Newport Beach residents told the city’s homelessness task force this week that they’re sympathetic toward the plight of people living on the streets locally — and that’s partly why recently more-visible encampments need enforcement.
“Everyone has a natural human compassion for the homeless, but it’s insanity to allow them to just pitch a tent on any sidewalk, park or public space,” said Newport Coast resident John Schatz, who was one of about 15 people to address the task force during its meeting Monday. “It breeds disease and crime and becomes an obvious health and safety hazard for the homeless themselves as well as for the rest of the community. We’re not doing them any favors and we’re certainly not being compassionate by allowing the homeless to live in filthy encampments.”
Because Newport real estate is expensive, he said it’s more cost effective to move the needy to a cheaper location far inland for shelter and treatment.
“You may call that ‘NIMBYism,’ but I call it common sense,” he said, using an acronym meaning “not in my backyard.”
The Newport Beach task force formed earlier this year as part of a local push to address homelessness. It plans to develop strategies to integrate homelessness services and build a list of community partners, review temporary housing solutions and develop metrics to monitor homelessness reduction.
Around the time the city filled out the 10-member panel with a roster of citizens and City Council members, it also committed to spend $1 million over the next five years on homelessness outreach and housing placement through a contract with the nonprofit City Net to enhance the social services provided by the local Police Department — which also partners with the Orange County Health Care Agency to help homeless people with social, health and housing needs.
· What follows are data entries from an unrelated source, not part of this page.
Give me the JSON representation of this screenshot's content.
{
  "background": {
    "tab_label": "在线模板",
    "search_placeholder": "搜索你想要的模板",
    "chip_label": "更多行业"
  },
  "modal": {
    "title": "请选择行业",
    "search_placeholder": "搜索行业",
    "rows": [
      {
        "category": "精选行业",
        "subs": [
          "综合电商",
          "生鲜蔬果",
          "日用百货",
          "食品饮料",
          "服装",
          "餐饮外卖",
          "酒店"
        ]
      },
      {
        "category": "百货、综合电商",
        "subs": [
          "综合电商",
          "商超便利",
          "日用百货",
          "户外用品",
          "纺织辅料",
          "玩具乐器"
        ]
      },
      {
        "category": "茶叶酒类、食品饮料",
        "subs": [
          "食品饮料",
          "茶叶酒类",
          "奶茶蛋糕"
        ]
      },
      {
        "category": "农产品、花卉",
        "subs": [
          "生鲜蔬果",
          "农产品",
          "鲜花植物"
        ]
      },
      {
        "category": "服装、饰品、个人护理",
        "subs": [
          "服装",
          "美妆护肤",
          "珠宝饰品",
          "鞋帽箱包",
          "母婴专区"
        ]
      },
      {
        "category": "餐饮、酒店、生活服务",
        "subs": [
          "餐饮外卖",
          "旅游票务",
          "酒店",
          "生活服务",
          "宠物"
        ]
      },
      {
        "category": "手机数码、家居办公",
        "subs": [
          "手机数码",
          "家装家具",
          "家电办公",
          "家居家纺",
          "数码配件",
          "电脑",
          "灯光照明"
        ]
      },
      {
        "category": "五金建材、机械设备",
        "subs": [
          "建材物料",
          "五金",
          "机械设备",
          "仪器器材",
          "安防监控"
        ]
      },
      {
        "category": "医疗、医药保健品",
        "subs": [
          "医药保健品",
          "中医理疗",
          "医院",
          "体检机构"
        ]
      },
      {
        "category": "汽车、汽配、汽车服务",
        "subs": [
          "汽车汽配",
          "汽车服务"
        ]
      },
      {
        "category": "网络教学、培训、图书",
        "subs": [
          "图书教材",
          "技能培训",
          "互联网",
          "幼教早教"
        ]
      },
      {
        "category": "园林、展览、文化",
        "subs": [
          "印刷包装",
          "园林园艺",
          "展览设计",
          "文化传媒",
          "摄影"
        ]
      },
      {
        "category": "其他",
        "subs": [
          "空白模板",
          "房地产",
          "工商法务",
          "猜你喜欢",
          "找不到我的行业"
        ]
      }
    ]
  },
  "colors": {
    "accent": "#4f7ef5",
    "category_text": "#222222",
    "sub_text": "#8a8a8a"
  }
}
Officials from the city and Hoag Hospital also brokered a deal for the hospital to put $3 million over the next 10 years toward a potential future shelter in the area.
Between April and June, City Net workers in Newport made 141 contacts, engaged 35 people in formal case management and moved eight people off the streets, organization Vice President Matt Bates told the task force.
During last January’s Orange County Point in Time count, Newport’s recorded homeless population was 64, up from the 39 documented during the previous survey in 2017. While still just a fraction of the nearly 7,000 homeless people tallied countywide, some locals have expressed frustration that the issue is becoming a higher-profile one in the city.
A growing cluster of tents near the public bus depot at San Joaquin Hills Road and MacArthur Boulevard has motivated some to turn to city leaders for solutions.
“I question why it’s legal to allow people to expose us to disease, feces, everything you can think of right here outside this City Hall and nobody can do anything about it,” resident Gerry Giannini said to applause.
Newport, like municipalities throughout California and other Western states, is constrained in how it can clear the homeless from the streets. A 2018 ruling by the U.S. 9th Circuit Court of Appeals restricts cities from prosecuting people for sleeping on public property if no shelter beds are available.
Newport Beach does not have a homeless shelter within its borders. In neighboring cities, there is a temporary 50-bed facility at Lighthouse Church of the Nazarene in Costa Mesa and the 45-bed Alternative Sleeping Location in Laguna Beach.
“What we are seeing in our city is like nothing we’ve seen before, and we know that living on the streets is not healthy or safe for anyone,” said resident Ruth Sanchez Kobayashi, who also has voiced her concerns to the City Council. “Permitting an environment that is hospitable to living on the streets is not compassionate to this vulnerable population, nor is it reasonable to the rest of the community.”
She asked that the safety of all neighbors be part of the task force’s focus.
Task force Chairman and city Mayor Pro Tem Will O’Neill said police enforcement issues are in flux in light of the 9th Circuit’s decision, which concerned a case in Boise, Idaho.
“There are a lot of judges trying to determine exactly what that opinion means,” he said.
He told the audience to let the City Council know if they think Newport should join the city of Boise in its request for the U.S. Supreme Court to hear an appeal, or write a brief supporting Boise in the case.